Here is yesterday’s beauty in all of her colorful glory. I have no idea what kind of butterfly this is but she makes being green easy. What is macro photography? Macro photography as defined by Wikipedia as….
“Macro photography (or photomacrography or macrography, and sometimes macrophotography), is extreme close-up photography, usually of very small subjects, in which the size of the subject in the photograph is greater than life size (though macrophotography technically refers to the art of making very large photographs). By some definitions, a macro photograph is one in which the size of the subject on the negative or image sensor is life size or greater. However in other uses it refers to a finished photograph of a subject at greater than life size.”
Or as I like to phrase it, photographing things very very close up or photographing small things in a manner that results in the photo being greater than the objects real size, ie. tiny bug in real life but big bug in the photograph. Do you need a special camera or lens to do macro photography? Not really. It can help but it isn’t necessary. Many cameras today come with a macro setting on them while those of us with DSLR’s sometimes have dedicated macro lenses that we can add extension tubes to to really get in there. I’ve never used extension tubes so I cannot speak for them but I have seen some amazing work by those who have. I use a Canon EF 100mm F2.8 L macro lens which is fantastic for macro photography and portrait work too!
Macro photography requires a lot of stability hence the use most often of a tripod. I have taken many photos without one but it meant I had to hold very still or balance the camera on something steady. Many macro photographers use a remote shutter release along with their tripods to help with shake issues. I tend to use the inhale, hold breath, push shutter button method to capture my images but there are times when nothing but a tripod will do. Unless you only want one tiny bit of your subject in sharp focus – which can happen with macro photography because of such a small depth of field – you need enough light in order to balance out your shutter speed, aperture, and ISO to get a good image. This can be accomplished by shooting with enough natural light or using flash. There are special flashes made for macro photography.

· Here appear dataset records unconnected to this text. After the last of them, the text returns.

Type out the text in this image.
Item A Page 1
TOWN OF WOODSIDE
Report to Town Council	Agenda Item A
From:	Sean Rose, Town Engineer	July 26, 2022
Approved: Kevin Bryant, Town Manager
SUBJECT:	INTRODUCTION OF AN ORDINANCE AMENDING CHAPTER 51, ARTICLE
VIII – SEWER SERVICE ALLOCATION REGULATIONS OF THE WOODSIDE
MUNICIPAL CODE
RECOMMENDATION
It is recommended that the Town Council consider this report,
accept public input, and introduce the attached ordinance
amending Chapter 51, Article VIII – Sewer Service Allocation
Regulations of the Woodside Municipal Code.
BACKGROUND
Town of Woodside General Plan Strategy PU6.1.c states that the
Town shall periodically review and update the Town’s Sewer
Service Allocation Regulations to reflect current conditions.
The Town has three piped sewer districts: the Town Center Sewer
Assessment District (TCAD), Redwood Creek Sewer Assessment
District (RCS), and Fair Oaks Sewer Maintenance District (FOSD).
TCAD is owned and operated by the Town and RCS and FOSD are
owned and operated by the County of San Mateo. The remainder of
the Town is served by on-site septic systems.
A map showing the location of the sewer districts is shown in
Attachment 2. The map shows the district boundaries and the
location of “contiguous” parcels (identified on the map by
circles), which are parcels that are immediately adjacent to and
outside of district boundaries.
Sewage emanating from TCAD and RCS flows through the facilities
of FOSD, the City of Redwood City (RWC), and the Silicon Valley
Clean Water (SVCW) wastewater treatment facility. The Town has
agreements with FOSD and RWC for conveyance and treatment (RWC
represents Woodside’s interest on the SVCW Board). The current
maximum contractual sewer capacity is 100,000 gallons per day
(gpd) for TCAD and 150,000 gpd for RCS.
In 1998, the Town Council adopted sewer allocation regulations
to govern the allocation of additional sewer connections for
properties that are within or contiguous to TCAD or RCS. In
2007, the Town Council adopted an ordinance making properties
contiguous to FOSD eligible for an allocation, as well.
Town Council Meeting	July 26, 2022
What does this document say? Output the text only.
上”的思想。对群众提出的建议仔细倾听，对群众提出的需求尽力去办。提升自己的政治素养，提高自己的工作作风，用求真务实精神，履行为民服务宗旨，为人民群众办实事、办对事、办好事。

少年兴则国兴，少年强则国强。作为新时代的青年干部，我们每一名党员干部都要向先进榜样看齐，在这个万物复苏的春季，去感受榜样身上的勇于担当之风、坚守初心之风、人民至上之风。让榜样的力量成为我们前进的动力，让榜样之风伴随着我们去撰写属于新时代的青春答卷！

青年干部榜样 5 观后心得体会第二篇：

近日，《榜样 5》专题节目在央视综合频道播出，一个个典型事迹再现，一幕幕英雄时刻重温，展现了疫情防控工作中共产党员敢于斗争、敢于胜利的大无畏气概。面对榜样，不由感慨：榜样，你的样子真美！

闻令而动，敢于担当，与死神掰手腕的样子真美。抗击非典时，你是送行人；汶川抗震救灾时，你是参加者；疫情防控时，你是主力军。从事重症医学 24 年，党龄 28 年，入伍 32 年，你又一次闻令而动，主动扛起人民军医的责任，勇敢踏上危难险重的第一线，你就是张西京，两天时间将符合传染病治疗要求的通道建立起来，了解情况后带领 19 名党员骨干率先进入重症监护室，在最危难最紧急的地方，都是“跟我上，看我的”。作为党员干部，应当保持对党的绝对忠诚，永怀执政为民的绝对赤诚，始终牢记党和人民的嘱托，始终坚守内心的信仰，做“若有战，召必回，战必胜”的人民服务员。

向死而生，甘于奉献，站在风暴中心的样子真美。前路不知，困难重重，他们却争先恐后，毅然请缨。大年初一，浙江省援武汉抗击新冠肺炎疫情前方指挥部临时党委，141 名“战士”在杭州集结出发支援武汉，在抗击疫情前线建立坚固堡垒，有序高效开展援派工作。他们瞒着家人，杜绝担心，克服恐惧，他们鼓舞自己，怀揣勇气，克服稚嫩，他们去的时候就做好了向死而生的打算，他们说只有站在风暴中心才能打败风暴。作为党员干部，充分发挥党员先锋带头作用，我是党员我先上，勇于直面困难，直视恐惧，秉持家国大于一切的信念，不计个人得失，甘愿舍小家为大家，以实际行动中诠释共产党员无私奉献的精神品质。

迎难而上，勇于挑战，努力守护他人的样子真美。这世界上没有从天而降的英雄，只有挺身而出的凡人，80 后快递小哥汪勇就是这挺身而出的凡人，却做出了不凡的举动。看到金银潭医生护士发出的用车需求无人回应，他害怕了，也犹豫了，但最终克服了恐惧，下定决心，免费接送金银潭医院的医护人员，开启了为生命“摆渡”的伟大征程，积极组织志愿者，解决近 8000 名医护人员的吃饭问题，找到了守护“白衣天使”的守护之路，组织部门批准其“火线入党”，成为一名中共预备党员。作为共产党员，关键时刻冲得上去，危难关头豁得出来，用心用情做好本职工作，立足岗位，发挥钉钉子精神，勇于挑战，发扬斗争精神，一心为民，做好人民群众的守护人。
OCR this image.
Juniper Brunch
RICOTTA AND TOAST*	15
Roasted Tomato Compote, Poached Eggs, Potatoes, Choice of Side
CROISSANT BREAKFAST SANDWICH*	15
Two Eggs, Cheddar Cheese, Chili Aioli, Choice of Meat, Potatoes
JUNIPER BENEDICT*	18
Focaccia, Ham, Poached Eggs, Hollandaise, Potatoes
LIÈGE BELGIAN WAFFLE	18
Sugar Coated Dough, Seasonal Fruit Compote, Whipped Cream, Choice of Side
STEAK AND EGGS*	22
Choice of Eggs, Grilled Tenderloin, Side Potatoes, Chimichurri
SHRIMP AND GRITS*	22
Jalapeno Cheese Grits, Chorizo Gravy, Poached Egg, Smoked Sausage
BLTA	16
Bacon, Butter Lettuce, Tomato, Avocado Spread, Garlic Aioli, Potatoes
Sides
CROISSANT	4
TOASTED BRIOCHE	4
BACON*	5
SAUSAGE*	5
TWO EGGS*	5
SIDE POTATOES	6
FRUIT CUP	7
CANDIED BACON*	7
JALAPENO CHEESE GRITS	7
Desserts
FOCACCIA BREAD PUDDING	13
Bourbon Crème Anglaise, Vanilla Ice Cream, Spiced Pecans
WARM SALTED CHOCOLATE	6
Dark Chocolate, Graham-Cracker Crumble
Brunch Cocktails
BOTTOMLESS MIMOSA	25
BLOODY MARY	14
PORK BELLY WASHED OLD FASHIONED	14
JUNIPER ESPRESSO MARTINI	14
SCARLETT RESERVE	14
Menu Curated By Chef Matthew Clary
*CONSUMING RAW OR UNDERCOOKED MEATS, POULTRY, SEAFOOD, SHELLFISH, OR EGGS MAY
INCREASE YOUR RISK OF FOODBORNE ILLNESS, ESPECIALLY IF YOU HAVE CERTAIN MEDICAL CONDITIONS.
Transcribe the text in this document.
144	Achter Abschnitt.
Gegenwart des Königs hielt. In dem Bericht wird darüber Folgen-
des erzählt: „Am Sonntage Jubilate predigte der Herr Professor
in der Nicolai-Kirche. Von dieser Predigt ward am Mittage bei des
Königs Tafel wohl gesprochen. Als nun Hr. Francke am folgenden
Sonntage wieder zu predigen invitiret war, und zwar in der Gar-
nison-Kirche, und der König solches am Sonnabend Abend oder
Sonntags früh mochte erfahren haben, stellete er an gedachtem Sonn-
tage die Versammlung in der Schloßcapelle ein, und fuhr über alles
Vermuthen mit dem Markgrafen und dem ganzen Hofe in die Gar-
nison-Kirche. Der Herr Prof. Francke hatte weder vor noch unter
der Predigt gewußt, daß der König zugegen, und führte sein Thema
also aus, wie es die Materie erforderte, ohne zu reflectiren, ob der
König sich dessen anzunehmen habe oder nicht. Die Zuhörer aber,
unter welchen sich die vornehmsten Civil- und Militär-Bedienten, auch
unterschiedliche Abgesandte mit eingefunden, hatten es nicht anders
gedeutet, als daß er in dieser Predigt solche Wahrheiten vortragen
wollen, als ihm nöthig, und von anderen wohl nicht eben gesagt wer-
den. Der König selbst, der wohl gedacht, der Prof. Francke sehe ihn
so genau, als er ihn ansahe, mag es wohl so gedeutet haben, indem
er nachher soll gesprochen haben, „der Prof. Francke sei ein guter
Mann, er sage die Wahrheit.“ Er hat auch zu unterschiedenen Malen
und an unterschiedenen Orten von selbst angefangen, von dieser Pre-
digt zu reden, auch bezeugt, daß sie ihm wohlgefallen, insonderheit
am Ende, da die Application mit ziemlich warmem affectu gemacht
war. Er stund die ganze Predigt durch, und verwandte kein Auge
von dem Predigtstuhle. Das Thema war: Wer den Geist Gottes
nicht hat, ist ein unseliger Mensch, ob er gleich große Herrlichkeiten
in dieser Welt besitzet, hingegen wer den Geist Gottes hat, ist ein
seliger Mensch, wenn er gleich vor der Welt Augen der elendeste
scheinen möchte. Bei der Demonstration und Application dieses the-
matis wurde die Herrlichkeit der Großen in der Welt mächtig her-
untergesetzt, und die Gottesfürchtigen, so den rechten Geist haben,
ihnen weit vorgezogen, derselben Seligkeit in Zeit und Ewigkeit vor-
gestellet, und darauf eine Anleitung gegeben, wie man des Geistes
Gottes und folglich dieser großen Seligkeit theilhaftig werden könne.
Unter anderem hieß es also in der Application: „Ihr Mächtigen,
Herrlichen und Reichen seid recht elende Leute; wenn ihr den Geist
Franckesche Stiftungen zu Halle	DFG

Manual focusing works best in my opinion with macro photography because you will be very close to your subject and you will want to get the image as sharp and clear as possible. Sometimes auto-focusing is necessary especially if you are photographing something that is bound to move quickly on you like a butterfly… which leads us to patience. Macro photography is not speedy photography; it takes patience even when your subject matter is holding perfectly still and more so when it is something that moves. I’ve had to inch my way in closer and closer to an insect I was trying to capture with stopping and holding still so as not to scare them away in order to get the shot. Most times that method works but not always. After capturing your subject matter, some cropping in post production may be necessary before you get the image to your liking but when you do you will have a photograph of a part of the world that many do not see.
Do you do macro photography? Share with us what you photograph and how.